Admittedly, the above list is partly a joke (my attempts to work Barbra into my research never came off), but it mimics a type of phrase that I have very commonly found in the opening paragraph of researchers’ cover letters. And that's before we even get into the issue of people who identify themselves as having four or five  monographs 'in preparation' at once, as well as a slew of articles...

So why is a list of research interests bad? And what’s so wrong about having a breadth of interests? Taking that last question in reverse, here's the thing about interests: in an overcrowded job market such as academia, where individuals and institutions live or die by their research productivity, nobody can afford to care about your interests. What you're interested in is about the inner workings of your psyche; selection committees need to see evidence of your external, real-world achievements. Let's face it, your interests are not REF-able. The rhetoric needs shifting: emphasise what you have successfully done.

Second, what's wrong with breadth? What's wrong, you ask, with those endlessly proliferating interests presented in a list? My response is another question: how does a list of subjects or topics (often, I notice, with only cursory effort to explain how your work connects them) help you to present yourself as a world-class scholar in a particular field? The effect is dissipative. Candidates who enumerate half a dozen half-connected themes will invariably seem like jacks of all trades and masters of none. Certainly not masters of prioritisation. 

Linked to this is the question of whether the people receiving your letter will be able to get a sense of who you actually are. Can they understand you and what you can do? This isn't idle speculation. If they can't form a meaningful impression of you, how will they be able to decide whether you are the sort of candidate whom they would like to invite to interview, or whether you fit with the needs of their department? Make it easy for them because they lack the time, and very probably the motivation, for inference.

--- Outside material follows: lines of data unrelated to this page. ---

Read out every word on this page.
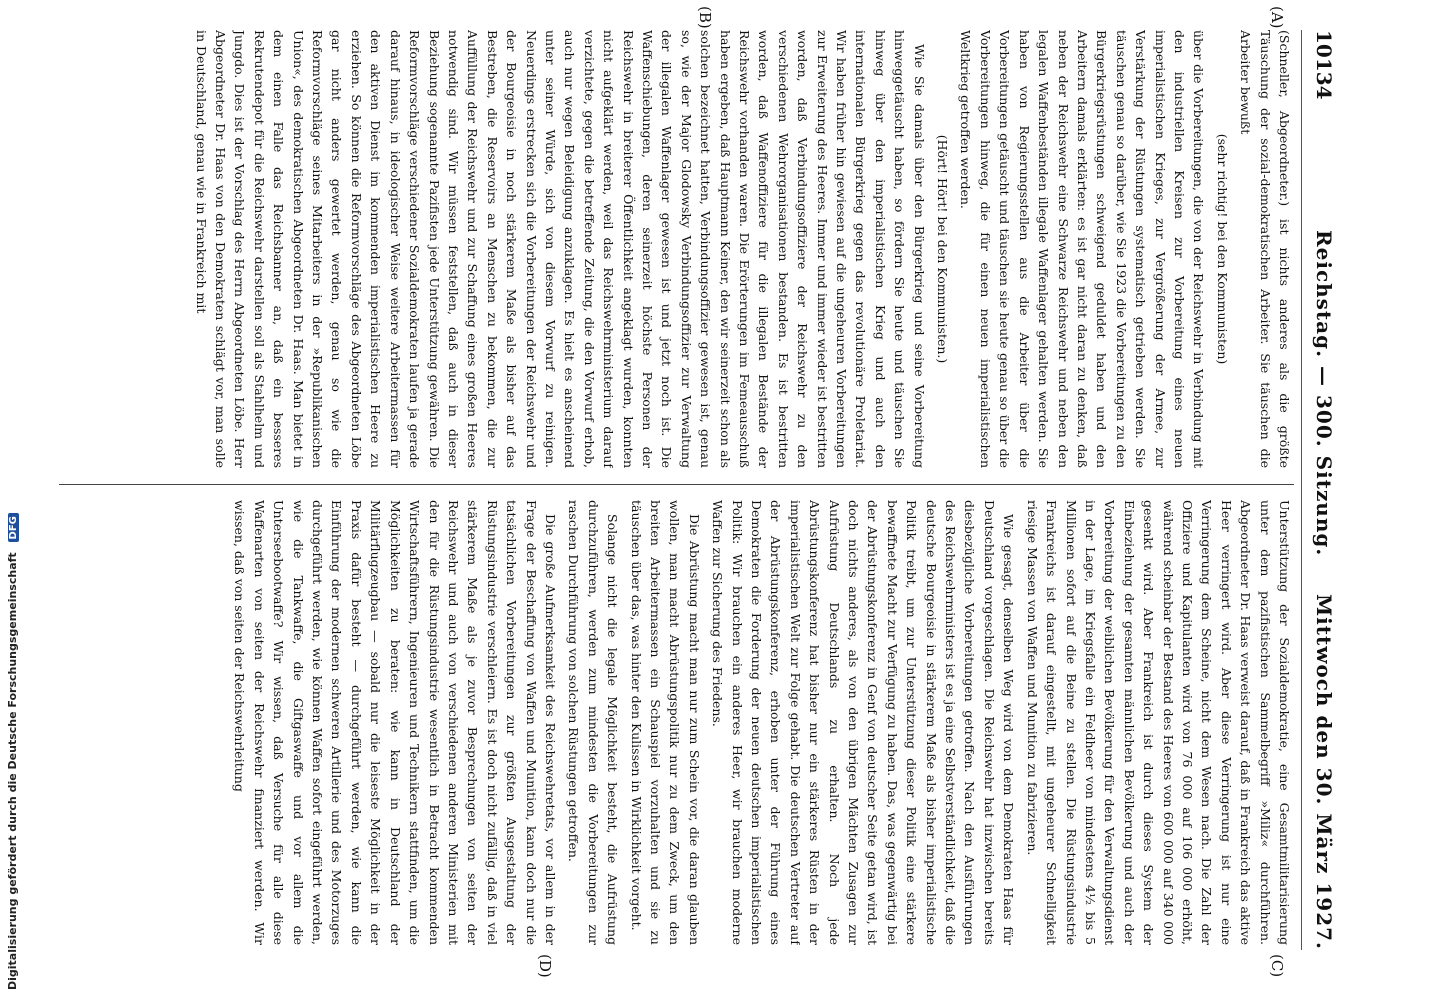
10134
Reichstag. — 300. Sitzung.
Mittwoch den 30. März 1927.
(A)
(B)
(C)
(D)

(Schneller, Abgeordneter.) ist nichts anderes als die größte Täuschung der sozial-demokratischen Arbeiter. Sie täuschen die Arbeiter bewußt

(sehr richtig! bei den Kommunisten)

über die Vorbereitungen, die von der Reichswehr in Verbindung mit den industriellen Kreisen zur Vorbereitung eines neuen imperialistischen Krieges, zur Vergrößerung der Armee, zur Verstärkung der Rüstungen systematisch getrieben werden. Sie täuschen genau so darüber, wie Sie 1923 die Vorbereitungen zu den Bürgerkriegsrüstungen schweigend geduldet haben und den Arbeitern damals erklärten: es ist gar nicht daran zu denken, daß neben der Reichswehr eine Schwarze Reichswehr und neben den legalen Waffenbeständen illegale Waffenlager gehalten werden. Sie haben von Regierungsstellen aus die Arbeiter über die Vorbereitungen getäuscht und täuschen sie heute genau so über die Vorbereitungen hinweg, die für einen neuen imperialistischen Weltkrieg getroffen werden.

(Hört! Hört! bei den Kommunisten.)

Wie Sie damals über den Bürgerkrieg und seine Vorbereitung hinweggetäuscht haben, so fördern Sie heute und täuschen Sie hinweg über den imperialistischen Krieg und auch den internationalen Bürgerkrieg gegen das revolutionäre Proletariat. Wir haben früher hin gewiesen auf die ungeheuren Vorbereitungen zur Erweiterung des Heeres. Immer und immer wieder ist bestritten worden, daß Verbindungsoffiziere der Reichswehr zu den verschiedenen Wehrorganisationen bestanden. Es ist bestritten worden, daß Waffenoffiziere für die illegalen Bestände der Reichswehr vorhanden waren. Die Erörterungen im Femeausschuß haben ergeben, daß Hauptmann Keiner, den wir seinerzeit schon als solchen bezeichnet hatten, Verbindungsoffizier gewesen ist, genau so, wie der Major Glodowsky Verbindungsoffizier zur Verwaltung der illegalen Waffenlager gewesen ist und jetzt noch ist. Die Waffenschiebungen, deren seinerzeit höchste Personen der Reichswehr in breiterer Öffentlichkeit angeklagt wurden, konnten nicht aufgeklärt werden, weil das Reichswehrministerium darauf verzichtete, gegen die betreffende Zeitung, die den Vorwurf erhob, auch nur wegen Beleidigung anzuklagen. Es hielt es anscheinend unter seiner Würde, sich von diesem Vorwurf zu reinigen. Neuerdings erstrecken sich die Vorbereitungen der Reichswehr und der Bourgeoisie in noch stärkerem Maße als bisher auf das Bestreben, die Reservoirs an Menschen zu bekommen, die zur Auffüllung der Reichswehr und zur Schaffung eines großen Heeres notwendig sind. Wir müssen feststellen, daß auch in dieser Beziehung sogenannte Pazifisten jede Unterstützung gewähren. Die Reformvorschläge verschiedener Sozialdemokraten laufen ja gerade darauf hinaus, in ideologischer Weise weitere Arbeitermassen für den aktiven Dienst im kommenden imperialistischen Heere zu erziehen. So können die Reformvorschläge des Abgeordneten Löbe gar nicht anders gewertet werden, genau so wie die Reformvorschläge seines Mitarbeiters in der »Republikanischen Union«, des demokratischen Abgeordneten Dr. Haas. Man bietet in dem einen Falle das Reichsbanner an, daß ein besseres Rekrutendepot für die Reichswehr darstellen soll als Stahlhelm und Jungdo. Dies ist der Vorschlag des Herrn Abgeordneten Löbe. Herr Abgeordneter Dr. Haas von den Demokraten schlägt vor, man solle in Deutschland, genau wie in Frankreich mit

Unterstützung der Sozialdemokratie, eine Gesamtmilitarisierung unter dem pazifistischen Sammelbegriff »Miliz« durchführen. Abgeordneter Dr. Haas verweist darauf, daß in Frankreich das aktive Heer verringert wird. Aber diese Verringerung ist nur eine Verringerung dem Scheine, nicht dem Wesen nach. Die Zahl der Offiziere und Kapitulanten wird von 76 000 auf 106 000 erhöht, während scheinbar der Bestand des Heeres von 600 000 auf 340 000 gesenkt wird. Aber Frankreich ist durch dieses System der Einbeziehung der gesamten männlichen Bevölkerung und auch der Vorbereitung der weiblichen Bevölkerung für den Verwaltungsdienst in der Lage, im Kriegsfalle ein Feldheer von mindestens 4½ bis 5 Millionen sofort auf die Beine zu stellen. Die Rüstungsindustrie Frankreichs ist darauf eingestellt, mit ungeheurer Schnelligkeit riesige Massen von Waffen und Munition zu fabrizieren.

Wie gesagt, denselben Weg wird von dem Demokraten Haas für Deutschland vorgeschlagen. Die Reichswehr hat inzwischen bereits diesbezügliche Vorbereitungen getroffen. Nach den Ausführungen des Reichswehrministers ist es ja eine Selbstverständlichkeit, daß die deutsche Bourgeoisie in stärkerem Maße als bisher imperialistische Politik treibt, um zur Unterstützung dieser Politik eine stärkere bewaffnete Macht zur Verfügung zu haben. Das, was gegenwärtig bei der Abrüstungskonferenz in Genf von deutscher Seite getan wird, ist doch nichts anderes, als von den übrigen Mächten Zusagen zur Aufrüstung Deutschlands zu erhalten. Noch jede Abrüstungskonferenz hat bisher nur ein stärkeres Rüsten in der imperialistischen Welt zur Folge gehabt. Die deutschen Vertreter auf der Abrüstungskonferenz, erhoben unter der Führung eines Demokraten die Forderung der neuen deutschen imperialistischen Politik: Wir brauchen ein anderes Heer, wir brauchen moderne Waffen zur Sicherung des Friedens.

Die Abrüstung macht man nur zum Schein vor, die daran glauben wollen, man macht Abrüstungspolitik nur zu dem Zweck, um den breiten Arbeitermassen ein Schauspiel vorzuhalten und sie zu täuschen über das, was hinter den Kulissen in Wirklichkeit vorgeht.

Solange nicht die legale Möglichkeit besteht, die Aufrüstung durchzuführen, werden zum mindesten die Vorbereitungen zur raschen Durchführung von solchen Rüstungen getroffen.

Die große Aufmerksamkeit des Reichswehretats, vor allem in der Frage der Beschaffung von Waffen und Munition, kann doch nur die tatsächlichen Vorbereitungen zur größten Ausgestaltung der Rüstungsindustrie verschleiern. Es ist doch nicht zufällig, daß in viel stärkerem Maße als je zuvor Besprechungen von seiten der Reichswehr und auch von verschiedenen anderen Ministerien mit den für die Rüstungsindustrie wesentlich in Betracht kommenden Wirtschaftsführern, Ingenieuren und Technikern stattfinden, um die Möglichkeiten zu beraten: wie kann in Deutschland der Militärflugzeugbau — sobald nur die leiseste Möglichkeit in der Praxis dafür besteht — durchgeführt werden, wie kann die Einführung der modernen schweren Artillerie und des Motorzuges durchgeführt werden, wie können Waffen sofort eingeführt werden, wie die Tankwaffe, die Giftgaswaffe und vor allem die Unterseebootwaffe? Wir wissen, daß Versuche für alle diese Waffenarten von seiten der Reichswehr finanziert werden. Wir wissen, daß von seiten der Reichswehrleitung

Digitalisierung gefördert durch die Deutsche Forschungsgemeinschaft DFG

Instead, I would say that you need to be thinking identity and achievement. Something more along these lines: "My primary research focus is in the area of X, where I have shown Y, most recently in my monograph/article called Z." Not great poetry, I admit, but hopefully you get the idea. And whilst I am adamant that you should banish the phrase 'research interests' for the reasons stated above, I am willing to give a little ground on the breadth point. Remember that I am only talking here about your opening paragraph and about the need to present a clear scholarly identity at the outset of your letter. You can go on to demonstrate, in conjunction with the CV and your other application documents, just how wide-ranging and ecumenical are your research -- achievements.